If, on the other hand, there are only assumptions or hypothetical conclusions that are not based on verifiable, case-related facts or circumstantial evidence, there is no obligation for the court to conduct an independent investigation.
However, if the allegations are based on objective facts or circumstantial evidence, it is for the court to clarify the medical condition and review the conclusions to be drawn from these circumstances.
How is it determined?
Usually, an expert in the form of a psychiatrist or neurologist is commissioned to draw up an expert opinion on testamentary capacity. Specialists from other medical fields can also be included as witnesses in the report. Nevertheless, a medical report alone does not conclusively determine the question of testamentary capacity. Ultimately, the final decision on testamentary capacity or incapacity lies with the competent probate court. The medical report can influence the decision, but cannot finalise it.

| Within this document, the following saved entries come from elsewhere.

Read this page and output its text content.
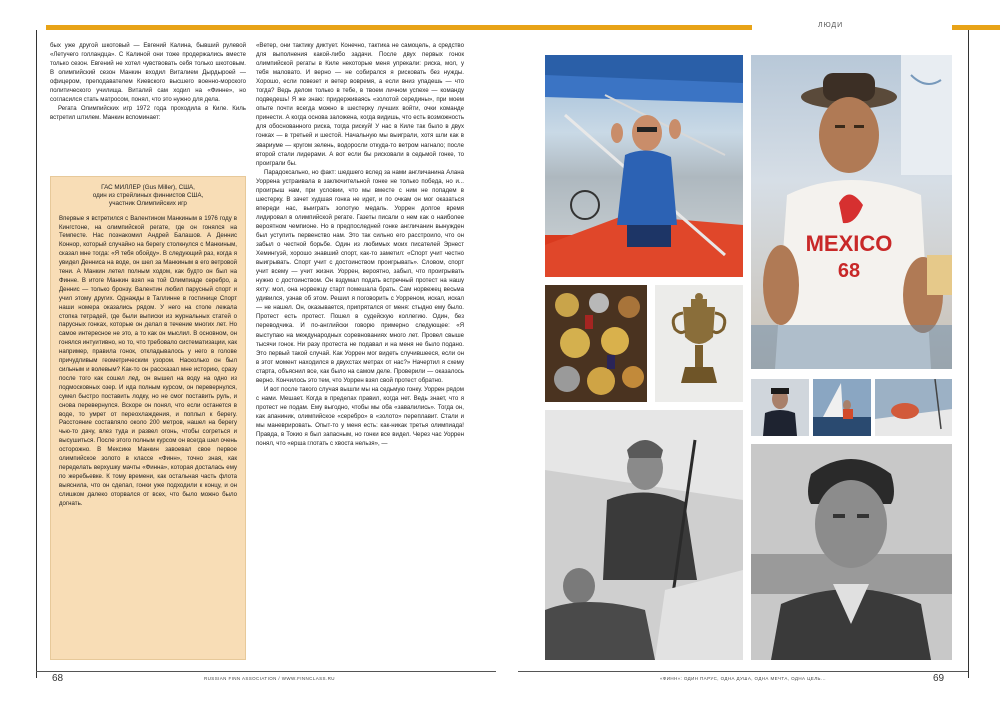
ЛЮДИ

бых уже другой шкотовый — Евгений Калина, бывший рулевой «Летучего голландца». С Калиной они тоже продержались вместе только сезон. Евгений не хотел чувствовать себя только шкотовым. В олимпийский сезон Манкин входил Виталием Дырдыроей — офицером, преподавателем Киевского высшего военно-морского политического училища. Виталий сам ходил на «Финне», но согласился стать матросом, понял, что это нужно для дела.

Регата Олимпийских игр 1972 года проходила в Киле. Киль встретил штилем. Манкин вспоминает:

ГАС МИЛЛЕР (Gus Miller), США,
один из стрейлиных финнистов США,
участник Олимпийских игр
Впервые я встретился с Валентином Манкиным в 1976 году в Кингстоне, на олимпийской регате, где он гонялся на Темпесте. Нас познакомил Андрей Балашов. А Деннис Коннор, который случайно на берегу столкнулся с Манкиным, сказал мне тогда: «Я тебя обойду». В следующий раз, когда я увидел Денниса на воде, он шел за Манкиным в его ветровой тени. А Манкин летел полным ходом, как будто он был на Финне. В итоге Манкин взял на той Олимпиаде серебро, а Деннис — только бронзу. Валентин любил парусный спорт и учил этому других. Однажды в Таллинне в гостинице Спорт наши номера оказались рядом. У него на столе лежала стопка тетрадей, где были выписки из журнальных статей о парусных гонках, которые он делал в течение многих лет. Но самое интересное не это, а то как он мыслил. В основном, он гонялся интуитивно, но то, что требовало систематизации, как например, правила гонок, откладывалось у него в голове причудливым геометрическим узором. Насколько он был сильным и волевым? Как-то он рассказал мне историю, сразу после того как сошел лед, он вышел на воду на одно из подмосковных озер. И ида полным курсом, он перевернулся, сумел быстро поставить лодку, но не смог поставить руль, и снова перевернулся. Вскоре он понял, что если останется в воде, то умрет от переохлаждения, и поплыл к берегу. Расстояние составляло около 200 метров, нашел на берегу чью-то дачу, влез туда и развел огонь, чтобы согреться и высушиться. После этого полным курсом он всегда шел очень осторожно. В Мексике Манкин завоевал свое первое олимпийское золото в классе «Финн», точно зная, как переделать верхушку мачты «Финна», которая досталась ему по жеребьевке. К тому времени, как остальная часть флота выяснила, что он сделал, гонки уже подходили к концу, и он слишком далеко оторвался от всех, что было можно было догнать.

«Ветер, они тактику диктует. Конечно, тактика не самоцель, а средство для выполнения какой-либо задачи. После двух первых гонок олимпийской регаты в Киле некоторые меня упрекали: риска, мол, у тебя маловато. И верно — не собирался я рисковать без нужды. Хорошо, если повезет и ветер вовремя, а если вниз упадешь — что тогда? Ведь делом только в тебе, в твоем личном успехе — команду подведешь! Я же знаю: придерживаясь «золотой середины», при моем опыте почти всегда можно в шестерку лучших войти, очки команде принести. А когда основа заложена, когда видишь, что есть возможность для обоснованного риска, тогда рискуй! У нас в Киле так было в двух гонках — в третьей и шестой. Начальную мы выиграли, хотя шли как в эвариуме — кругом зелень, водоросли откуда-то ветром нагнало; после второй стали лидерами. А вот если бы рисковали в седьмой гонке, то проиграли бы.

Парадоксально, но факт: шедшего вслед за нами англичанина Алана Уоррена устраивала в заключительной гонке не только победа, но и... проигрыш нам, при условии, что мы вместе с ним не попадем в шестерку. В зачет худшая гонка не идет, и по очкам он мог оказаться впереди нас, выиграть золотую медаль. Уоррен долгое время лидировал в олимпийской регате. Газеты писали о нем как о наиболее вероятном чемпионе. Но в предпоследней гонке англичанин вынужден был уступить первенство нам. Это так сильно его расстроило, что он забыл о честной борьбе. Один из любимых моих писателей Эрнест Хемингуэй, хорошо знавший спорт, как-то заметил: «Спорт учит честно выигрывать. Спорт учит с достоинством проигрывать». Словом, спорт учит всему — учит жизни. Уоррен, вероятно, забыл, что проигрывать нужно с достоинством. Он вздумал подать встречный протест на нашу яхту: мол, она норвежцу старт помешала брать. Сам норвежец весьма удивился, узнав об этом. Решил я поговорить с Уорреном, искал, искал — не нашел. Он, оказывается, припрятался от меня: стыдно ему было. Протест есть протест. Пошел в судейскую коллегию. Один, без переводчика. И по-английски говорю примерно следующее: «Я выступаю на международных соревнованиях много лет. Провел свыше тысячи гонок. Ни разу протеста не подавал и на меня не было подано. Это первый такой случай. Как Уоррен мог видеть случившееся, если он в этот момент находился в двухстах метрах от нас?» Начертил я схему старта, объяснил все, как было на самом деле. Проверили — оказалось верно. Кончилось это тем, что Уоррен взял свой протест обратно.

И вот после такого случая вышли мы на седьмую гонку. Уоррен рядом с нами. Мешает. Когда в пределах правил, когда нет. Ведь знает, что я протест не подам. Ему выгодно, чтобы мы оба «завалились». Тогда он, как апаниник, олимпийское «серебро» в «золото» переплавит. Стали и мы маневрировать. Опыт-то у меня есть: как-никак третья олимпиада! Правда, в Токио я был запасным, но гонки все видел. Через час Уоррен понял, что «ерша глотать с хвоста нельзя», —

MEXICO
68
68	RUSSIAN FINN ASSOCIATION / WWW.FINNCLASS.RU	«ФИНН»: ОДИН ПАРУС, ОДНА ДУША, ОДНА МЕЧТА, ОДНА ЦЕЛЬ...	69
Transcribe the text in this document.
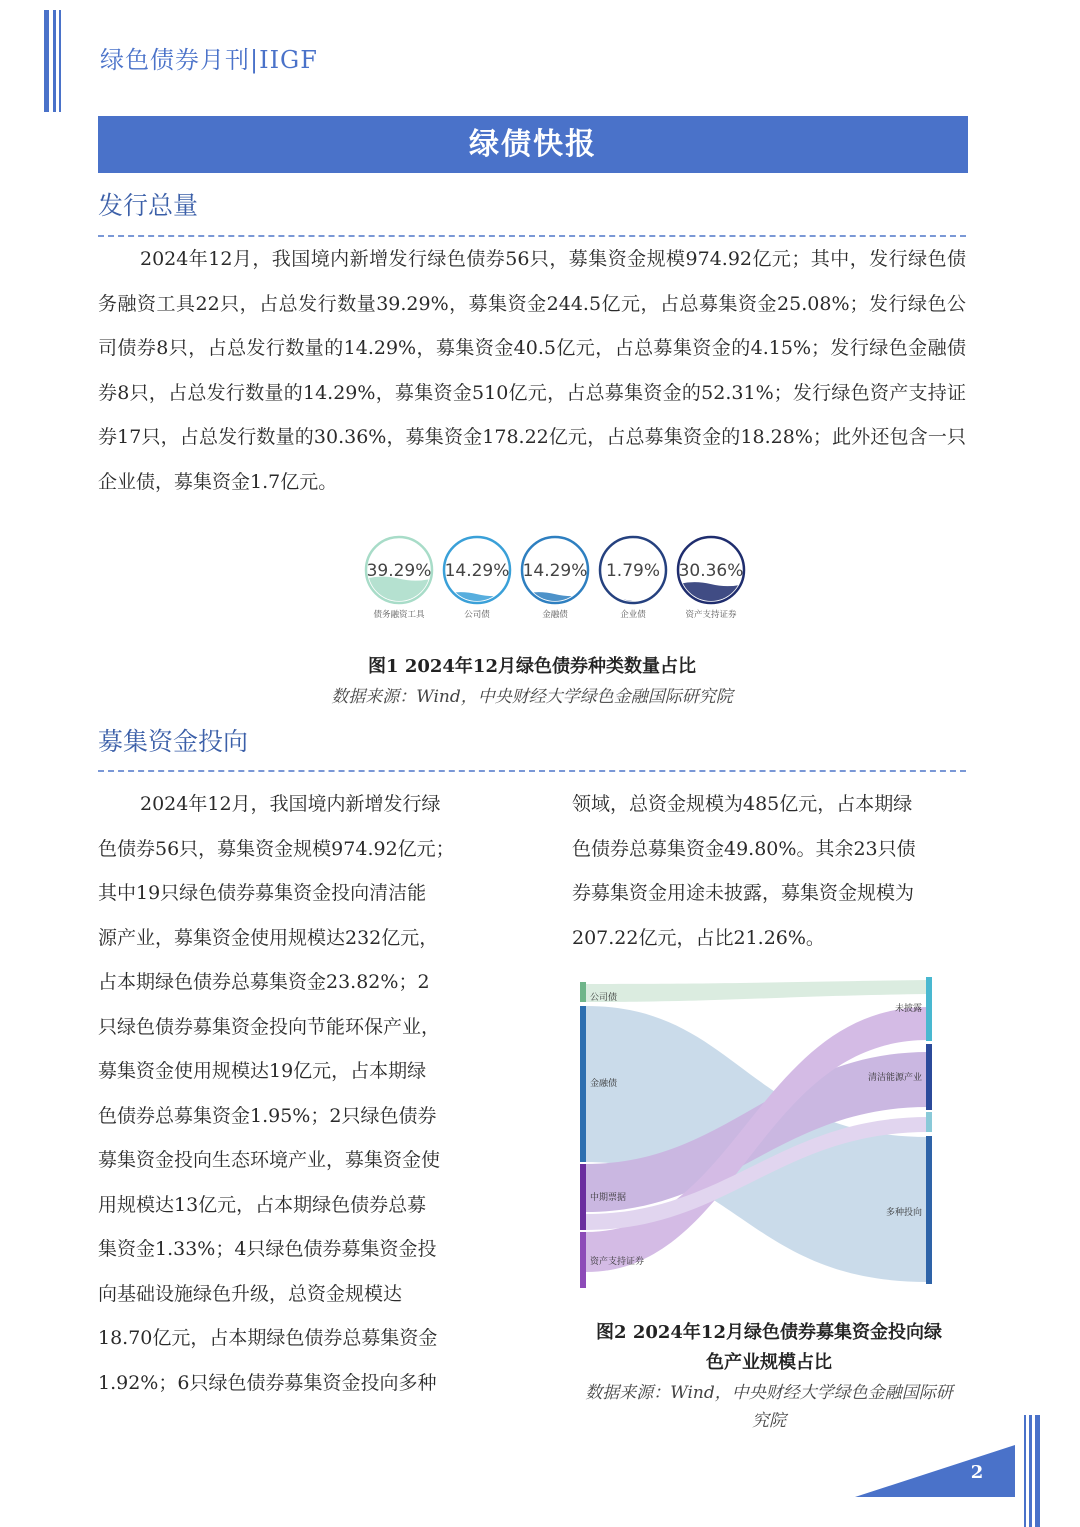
绿色债券月刊|IIGF
绿债快报
发行总量
2024年12月，我国境内新增发行绿色债券56只，募集资金规模974.92亿元；其中，发行绿色债务融资工具22只，占总发行数量39.29%，募集资金244.5亿元，占总募集资金25.08%；发行绿色公司债券8只，占总发行数量的14.29%，募集资金40.5亿元，占总募集资金的4.15%；发行绿色金融债券8只，占总发行数量的14.29%，募集资金510亿元，占总募集资金的52.31%；发行绿色资产支持证券17只，占总发行数量的30.36%，募集资金178.22亿元，占总募集资金的18.28%；此外还包含一只企业债，募集资金1.7亿元。
39.29%
债务融资工具
14.29%
公司债
14.29%
金融债
1.79%
企业债
30.36%
资产支持证券
图1 2024年12月绿色债券种类数量占比
数据来源：Wind，中央财经大学绿色金融国际研究院
募集资金投向
2024年12月，我国境内新增发行绿
色债券56只，募集资金规模974.92亿元；
其中19只绿色债券募集资金投向清洁能
源产业，募集资金使用规模达232亿元，
占本期绿色债券总募集资金23.82%；2
只绿色债券募集资金投向节能环保产业，
募集资金使用规模达19亿元，占本期绿
色债券总募集资金1.95%；2只绿色债券
募集资金投向生态环境产业，募集资金使
用规模达13亿元，占本期绿色债券总募
集资金1.33%；4只绿色债券募集资金投
向基础设施绿色升级，总资金规模达
18.70亿元，占本期绿色债券总募集资金
1.92%；6只绿色债券募集资金投向多种
领域，总资金规模为485亿元，占本期绿
色债券总募集资金49.80%。其余23只债
券募集资金用途未披露，募集资金规模为
207.22亿元，占比21.26%。
公司债
金融债
中期票据
资产支持证券
未披露
清洁能源产业
多种投向
图2 2024年12月绿色债券募集资金投向绿
色产业规模占比
数据来源：Wind，中央财经大学绿色金融国际研
究院
2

As a rule, the probate court examines a case if there are doubts about the testamentary capacity of a deceased testator. In such cases, the court may call in an expert to investigate possible testamentary incapacity. The expert will first establish whether the testator suffered from an illness and then check whether this illness affected his or her ability to form a free will. The court will then make its decision based on the expert's opinion and may consider both the medical report and witness statements about the testator's behaviour.
The testator's medical records could also be included in the examination. It should be noted, however, that this judicial assessment cannot be carried out during the testator's lifetime, which is why it is often difficult to verify testamentary capacity if no medical reports were available at the time the will was drawn up.
Who bears the risk for the lack of testamentary capacity?
In its judgement of 26 April 2022, the Higher Regional Court of Celle ruled that the heir appointed by the will bears the risk for the invalidity of the will in the event of the testator's incapacity to make a will. This means that the supposed heir must hand over all estate items to the true heirs, even if many years have passed since the testator's death.